1st File

104K 7K 785
                                    

(disclaimer : this one is short. consider it as opening :))

Arrayan Kastara Airlangga.

31 years old guy. A Singapore and Indonesia citizen. A Risk & Regulation Advisory—currently a Senior Executive Manager in one of top consulting firms. And now he's currently standing in front of elevator, waiting for it to open, so it can bring him to the ground floor in order to buy some espresso for himself.

"Sendiri, Yan?" Ryan yang tengah menunggu lift terbuka, mengangkat wajah dari layar handphone. Ekspresinya spontan berganti menjadi senyum ramah ketika melihat siapa yang menyapanya.

"Radit lagi di SG," jawab Ryan. "Mau kemana? Meeting?"

Fanny mengangguk. "Ada meeting di tempatnya Alya."

Ryan mengecek Breitling Colt Quartz di tangan kirinya yang menunjukkan pukul 10.30. "Until lunch?"

"I don't think so..." ucapan Fanny terpotong ketika pintu lift terbuka sementara mereka berdua memasuki lift yang kebetulan kosong tersebut. "Paling satu jam."

Ryan mengangguk-angguk lalu menatap ke arah Fanny melalui pantulan mereka di pintu lift yang berupa cermin. "Lunch with me?"

Kening Fanny reflek terangkat. "Suddenly?"

Ryan menunjukkan senyum simpulnya. "I don't think it's so sudden. Masih ada satu jam lebih buat lo berpikir untuk ngeiyain atau nolak."

Fanny menatap Ryan dengan pandangan terkejut, takjub, sekaligus menimbang-nimbang. Sampai akhirnya pintu lift terbuka di lantai dasar tower C Gedung WideNation. "Okay, let me think about it then." Ia akhirnya bersuara sebelum ia berbelok ke tower A sementara Ryan berniat menuju ke Starbucks.

Ryan mengangguk santai. Namun sebelum Fanny beranjak dari sana, panggilan dari pria itu membuatnya urung melangkah. "Plataran Hutan Kota, is it okay?"

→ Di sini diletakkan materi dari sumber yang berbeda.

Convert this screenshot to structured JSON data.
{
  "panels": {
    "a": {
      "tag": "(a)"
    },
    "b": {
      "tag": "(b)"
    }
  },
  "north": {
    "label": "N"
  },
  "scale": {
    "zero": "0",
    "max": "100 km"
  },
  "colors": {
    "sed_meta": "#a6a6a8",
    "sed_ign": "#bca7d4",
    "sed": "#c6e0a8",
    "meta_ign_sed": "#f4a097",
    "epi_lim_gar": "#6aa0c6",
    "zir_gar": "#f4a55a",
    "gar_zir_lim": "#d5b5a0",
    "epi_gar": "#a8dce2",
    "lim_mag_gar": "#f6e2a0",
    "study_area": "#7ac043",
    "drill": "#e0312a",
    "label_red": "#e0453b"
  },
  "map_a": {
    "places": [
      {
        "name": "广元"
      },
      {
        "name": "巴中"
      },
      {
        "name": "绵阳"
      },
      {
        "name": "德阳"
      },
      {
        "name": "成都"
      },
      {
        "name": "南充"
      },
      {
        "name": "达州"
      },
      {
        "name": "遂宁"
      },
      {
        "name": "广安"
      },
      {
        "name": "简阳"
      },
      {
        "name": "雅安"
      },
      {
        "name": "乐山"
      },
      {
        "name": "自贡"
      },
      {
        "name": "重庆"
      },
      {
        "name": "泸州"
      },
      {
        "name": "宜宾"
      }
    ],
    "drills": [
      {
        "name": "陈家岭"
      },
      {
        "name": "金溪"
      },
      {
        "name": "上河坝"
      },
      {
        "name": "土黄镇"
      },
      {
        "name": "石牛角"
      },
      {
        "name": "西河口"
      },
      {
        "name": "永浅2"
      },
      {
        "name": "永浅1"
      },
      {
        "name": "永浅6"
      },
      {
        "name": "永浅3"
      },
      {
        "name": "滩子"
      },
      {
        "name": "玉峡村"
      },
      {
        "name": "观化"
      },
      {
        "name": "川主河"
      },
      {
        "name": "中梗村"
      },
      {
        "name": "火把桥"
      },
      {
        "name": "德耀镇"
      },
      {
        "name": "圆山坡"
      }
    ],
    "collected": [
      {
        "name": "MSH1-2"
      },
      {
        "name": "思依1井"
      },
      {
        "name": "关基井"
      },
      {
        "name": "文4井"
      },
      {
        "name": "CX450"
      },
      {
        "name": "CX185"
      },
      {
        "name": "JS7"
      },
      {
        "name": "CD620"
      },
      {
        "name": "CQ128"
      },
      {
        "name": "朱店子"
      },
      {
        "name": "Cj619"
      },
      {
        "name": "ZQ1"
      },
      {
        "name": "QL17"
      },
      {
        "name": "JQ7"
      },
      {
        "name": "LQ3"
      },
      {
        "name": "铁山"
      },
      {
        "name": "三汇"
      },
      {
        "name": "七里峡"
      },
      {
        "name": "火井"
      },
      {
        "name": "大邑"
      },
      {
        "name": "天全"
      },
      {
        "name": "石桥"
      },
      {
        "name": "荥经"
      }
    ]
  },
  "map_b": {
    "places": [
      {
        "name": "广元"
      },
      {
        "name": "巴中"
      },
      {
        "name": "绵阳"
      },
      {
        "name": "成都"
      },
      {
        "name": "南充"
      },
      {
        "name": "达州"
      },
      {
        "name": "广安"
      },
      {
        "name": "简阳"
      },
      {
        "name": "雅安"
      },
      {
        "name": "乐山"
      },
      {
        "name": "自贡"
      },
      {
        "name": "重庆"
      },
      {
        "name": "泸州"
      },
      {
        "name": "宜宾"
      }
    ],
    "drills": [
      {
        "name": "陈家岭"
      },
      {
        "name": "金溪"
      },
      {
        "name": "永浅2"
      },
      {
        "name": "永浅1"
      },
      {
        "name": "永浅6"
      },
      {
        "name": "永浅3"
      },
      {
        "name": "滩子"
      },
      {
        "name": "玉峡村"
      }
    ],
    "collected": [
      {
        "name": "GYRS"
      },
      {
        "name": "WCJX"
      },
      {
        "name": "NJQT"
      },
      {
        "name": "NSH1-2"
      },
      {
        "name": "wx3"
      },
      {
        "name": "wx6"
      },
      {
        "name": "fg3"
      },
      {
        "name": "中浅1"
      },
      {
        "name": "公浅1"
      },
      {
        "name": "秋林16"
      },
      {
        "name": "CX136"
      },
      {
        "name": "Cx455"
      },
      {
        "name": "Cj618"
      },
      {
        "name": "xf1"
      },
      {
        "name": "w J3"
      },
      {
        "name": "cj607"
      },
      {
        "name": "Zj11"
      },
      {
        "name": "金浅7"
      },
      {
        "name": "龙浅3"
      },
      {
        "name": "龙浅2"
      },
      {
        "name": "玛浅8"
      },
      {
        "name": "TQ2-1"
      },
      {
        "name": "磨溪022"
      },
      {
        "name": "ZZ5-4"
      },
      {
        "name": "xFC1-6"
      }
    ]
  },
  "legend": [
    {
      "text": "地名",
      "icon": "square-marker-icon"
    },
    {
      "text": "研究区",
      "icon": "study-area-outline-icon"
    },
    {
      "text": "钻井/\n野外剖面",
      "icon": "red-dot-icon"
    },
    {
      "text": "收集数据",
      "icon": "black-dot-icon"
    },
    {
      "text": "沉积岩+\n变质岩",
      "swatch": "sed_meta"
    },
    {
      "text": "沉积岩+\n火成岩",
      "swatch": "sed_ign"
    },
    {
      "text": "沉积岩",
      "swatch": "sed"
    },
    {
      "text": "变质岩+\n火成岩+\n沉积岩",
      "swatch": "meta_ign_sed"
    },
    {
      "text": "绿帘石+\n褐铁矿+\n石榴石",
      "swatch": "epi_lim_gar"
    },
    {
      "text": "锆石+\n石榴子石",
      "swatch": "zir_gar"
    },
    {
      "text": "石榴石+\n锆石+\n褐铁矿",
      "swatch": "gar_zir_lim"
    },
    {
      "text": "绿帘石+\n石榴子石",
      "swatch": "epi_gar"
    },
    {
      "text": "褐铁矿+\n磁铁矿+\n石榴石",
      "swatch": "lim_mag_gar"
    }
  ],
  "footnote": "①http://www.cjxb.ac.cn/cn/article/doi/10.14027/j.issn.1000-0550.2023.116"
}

Fanny lagi-lagi mengangkat keningnya tinggi-tinggi. "But I haven't give you any answer, Ryan."

"But you will... And I believe you will say yes."

Fanny terperangah selama beberapa detik sebelum akhirnya menggeleng-geleng. "You surely have a lot of confidence, aren't you, Arrayan?"

"See you at lobby, then." Bukannya menjawab, Ryan justru menampilkan senyumnya yang khas—senyum yang selalu diikuti dengan sebelah keningnya yang terangkat—sebelum akhirnya berjalan ke arah sebaliknya.

And it marked as his first move towards woman named Stephanie Leira Halim. Only two weeks after he started his project in this company.


"Fanny."

"Ryan." Ryan membalas uluran tangan wanita di sampingnya sambil tersenyum ramah.


Ryan masih ingat kejadian saat itu. First encounter, and that woman already got his whole attention. Cantik, sudah pasti itu menjadi poin pertama yang Ryan lihat. Tapi bukan sekedar cantik pada umumnya. She's totally gorgeous. Mengingatkan Ryan dengan cara Radit mendeskripsikan seseorang yang mereka temui di Bali Marathon kemarin. 'Tipe cantik yang mahal dan berkelas'. Meskipun kalau dibandingkan dengan Alya-nya Radit, Fanny punya tipe wajah yang berbeda di mata Ryan. For him, Fanny is more like... tipe cewek cantik turunan western—kelihatan jelas. Meanwhile untuk Alya sendiri lebih kelihatan jawa dan tionghoanya.

Actually, Ryan bukannya mau meng-compare keduanya. Ever since his first encounter with Alya, he never considered her as one of potential list. Bukan karena Ryan sok kecakepan atau justru merasa jelek, but he just feels like Alya is in Radit's league, not his. Dan untuk Ryan, nggak ada istilah rebutan cewek dengan sahabatnya sendiri. Lagipula, sekalipun Radit nggak kelihatan tertarik, Ryan sendiri mungkin udah mundur lebih dulu. Tipe-tipe cewek cantik tapi dingin kayak Alya itu never really went well with him, based on historical experience.